Doug’s spineless manager (“Saturday Night Live’s” Fred Armisen) tells him he’s a “shoo-in” for the job, until a new assistant manager comes down from Canada and also puts in for it. Richard Wellner (John C. Reilly) turns out to be a perfectly nice guy, a Christian family man who happens to be in recovery. Soon enough, Doug puts his scruples aside and maneuvers against him. Initially Doug engages in passive sabotage, refusing to point out potentially embarrassing mistakes that will trip up Richard. Their escalating battle turns The Promotion into a painfully hilarious comedy of humiliation worthy of Ricky Gervais and Larry David.

In his directorial debut after scripting The Weather Man and The Pursuit of Happyness, Conrad emphasizes the pressures both men struggle under, keeping the emotional stakes high even when scenes involve Yoo-hoo or ridiculous team-building exercises. Doug and Richard both measure their worth based on their abilities to support their wives (played by “The Office’s” Jenna Fischer and Lili Taylor, respectively). Doug sweats over the nonrefundable earnest money payment for a new house so the couple can get out of its cramped, thin-walled apartment.

The tension may be even harder on Richard, a father who fears he’ll backslide to his “lost years” of substance abuse. He listens to platitudinous, unpersuasive motivational tapes, but Reilly’s subtly amusing performance never lets us forget that Richard’s only playing a role when he tries to appear like a go-getter. In one appearance before the company’s board, he puts a series of “steadfast” expressions on his face, which ironically make him appear that much more uncertain.

Scott is probably best known as Stifler, the butt of most of the gross-out gags in the American Pie movies. The aggressive horndog role doesn’t make him the obvious choice as an Iago-like schemer, but he brings a darker presence to Doug than a more conventionally likable actor would. Scott’s low, shelflike brow gives him a natural glower and a look of menace, particularly when he’s stuck with indignities such as wearing the “Courtesy Patrol” vest while working in the store’s parking lot.

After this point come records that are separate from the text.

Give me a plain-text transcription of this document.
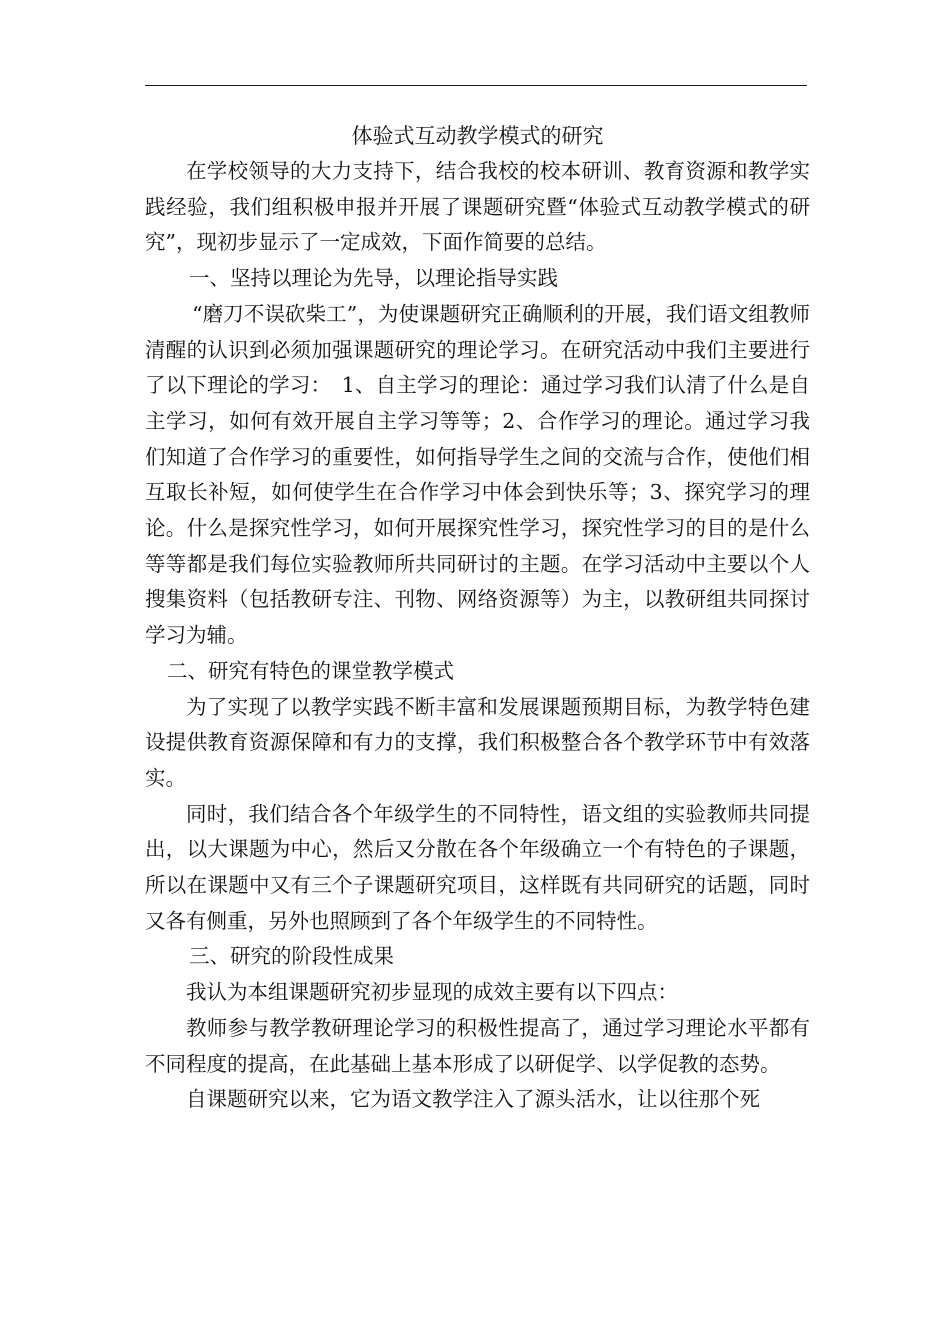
体验式互动教学模式的研究

在学校领导的大力支持下，结合我校的校本研训、教育资源和教学实践经验，我们组积极申报并开展了课题研究暨“体验式互动教学模式的研究”，现初步显示了一定成效，下面作简要的总结。

一、坚持以理论为先导，以理论指导实践

“磨刀不误砍柴工”，为使课题研究正确顺利的开展，我们语文组教师清醒的认识到必须加强课题研究的理论学习。在研究活动中我们主要进行了以下理论的学习：　1、自主学习的理论：通过学习我们认清了什么是自主学习，如何有效开展自主学习等等；2、合作学习的理论。通过学习我们知道了合作学习的重要性，如何指导学生之间的交流与合作，使他们相互取长补短，如何使学生在合作学习中体会到快乐等；3、探究学习的理论。什么是探究性学习，如何开展探究性学习，探究性学习的目的是什么等等都是我们每位实验教师所共同研讨的主题。在学习活动中主要以个人搜集资料（包括教研专注、刊物、网络资源等）为主，以教研组共同探讨学习为辅。

二、研究有特色的课堂教学模式

为了实现了以教学实践不断丰富和发展课题预期目标，为教学特色建设提供教育资源保障和有力的支撑，我们积极整合各个教学环节中有效落实。

同时，我们结合各个年级学生的不同特性，语文组的实验教师共同提出，以大课题为中心，然后又分散在各个年级确立一个有特色的子课题，所以在课题中又有三个子课题研究项目，这样既有共同研究的话题，同时又各有侧重，另外也照顾到了各个年级学生的不同特性。

三、研究的阶段性成果

我认为本组课题研究初步显现的成效主要有以下四点：

教师参与教学教研理论学习的积极性提高了，通过学习理论水平都有不同程度的提高，在此基础上基本形成了以研促学、以学促教的态势。

自课题研究以来，它为语文教学注入了源头活水，让以往那个死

Although he projects a hair-trigger temper, the violent outbursts between the characters turn out to be comically (and realistically) ineffectual.

Conrad’s script captures plenty of clever backroom details, such as the way the weekly schedule becomes a theater of combat. The store turns out to be a place of surprisingly fraught ethnic tensions, as when the Latino workers prank a manager based on his superficial understanding of Spanish. Doug deals with African-American “gang activity” in the parking lot, but can’t disperse the young men too aggressively in a racially sensitive neighborhood. Diversity proves to be another minefield in 21st century America.

With its deadpan jokes and clever use of songs by Steve Miller and Public Image Limited, The Promotion satisfies while still feeling like a “small” movie, but lacks the allegorical strength of Reese Witherspoon’s similarly themed Election. It’s still an affecting look at the daily grind that should strike a chord with anyone who draws a paycheck. You could say The Promotion plays like Office Space with a compelling story, or Clerks with a compelling story and cinematic talent. Compared with other recent workplace satires, The Promotion is the employee of the month.